There are a couple of headsets now on the market with a 120-degree field of view. The BoboVR Z4 is the latest, and also has a built-in control button. You can buy it with and without audio headphones.
9. Runners up
Before I go into what my all-around favorite mobile-based headset is, I wanted to mention some pretty good ones.
At the beginning of this year, the Baofeng Mojing 3 arrived at my house and immediately became my go-to headset. Since then, the manufacturer has also released the Baofeng Mojing 4 and is now working on a fifth-generation set. Read my review here.
Baofeng comes up a lot on this list, but it’s not because I’m in the company’s pocket.

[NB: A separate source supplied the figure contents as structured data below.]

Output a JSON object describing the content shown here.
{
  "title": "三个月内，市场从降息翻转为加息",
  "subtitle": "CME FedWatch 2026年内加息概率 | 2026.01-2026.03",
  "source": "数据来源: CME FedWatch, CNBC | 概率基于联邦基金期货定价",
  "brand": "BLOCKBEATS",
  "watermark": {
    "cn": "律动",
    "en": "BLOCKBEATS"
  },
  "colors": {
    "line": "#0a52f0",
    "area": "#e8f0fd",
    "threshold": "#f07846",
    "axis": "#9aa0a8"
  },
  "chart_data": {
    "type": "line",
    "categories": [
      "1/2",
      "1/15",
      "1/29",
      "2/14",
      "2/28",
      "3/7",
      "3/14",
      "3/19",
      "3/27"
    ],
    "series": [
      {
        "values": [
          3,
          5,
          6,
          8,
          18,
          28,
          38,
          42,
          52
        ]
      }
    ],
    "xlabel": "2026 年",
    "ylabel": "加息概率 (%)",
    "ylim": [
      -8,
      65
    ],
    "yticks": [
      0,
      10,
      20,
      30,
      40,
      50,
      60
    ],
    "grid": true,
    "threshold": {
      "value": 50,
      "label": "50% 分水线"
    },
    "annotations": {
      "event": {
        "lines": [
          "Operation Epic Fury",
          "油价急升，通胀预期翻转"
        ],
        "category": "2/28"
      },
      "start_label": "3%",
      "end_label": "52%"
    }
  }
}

Turns out, it’s the best-selling brand on the market, and sold more than one million headsets in the first three months of this year alone.
This week, I tested out the DeePoon V3, which is small, light, with adjustable lenses, and a super-easy drop-in smartphone holder. Its field of view is 96 degrees, or about the same as the Gear VR, and slightly smaller than the FiiT VR below. But the DeePoon is a very, very solid runner-up right now. It’s available for $35 from GeekBuying, $39 from GearBest, $42 from Amazon, and $28 from AliExpress.
The FiiT VR headset is my former top pick because it’s immersive, comfortable, and easy to use — and you can’t beat the $25 price tag. And on my Samsung Galaxy S6 phone, even the movies look sharp and clear. Read my full review here.
It does not come with a built-in button, so if you don’t already have an external controller, pick a bundle that comes with one.
Get it on Amazon without a controller for $25, with a controller for $30, or under the LeNest brand for $27. You can also get it for $27 on GearBest. AliExpress, however, has the widest choice of bundles for this headset with a variety of controllers, starting at under $20.
10. My all-around favorite — FiiT VR 2S
The FiiT VR 2S has a pretty decent 102-degree field of view, is very light weight, is super easy to use, and you adjust the focus of each lens individually.
It’s very comfortable, and even fits over glasses.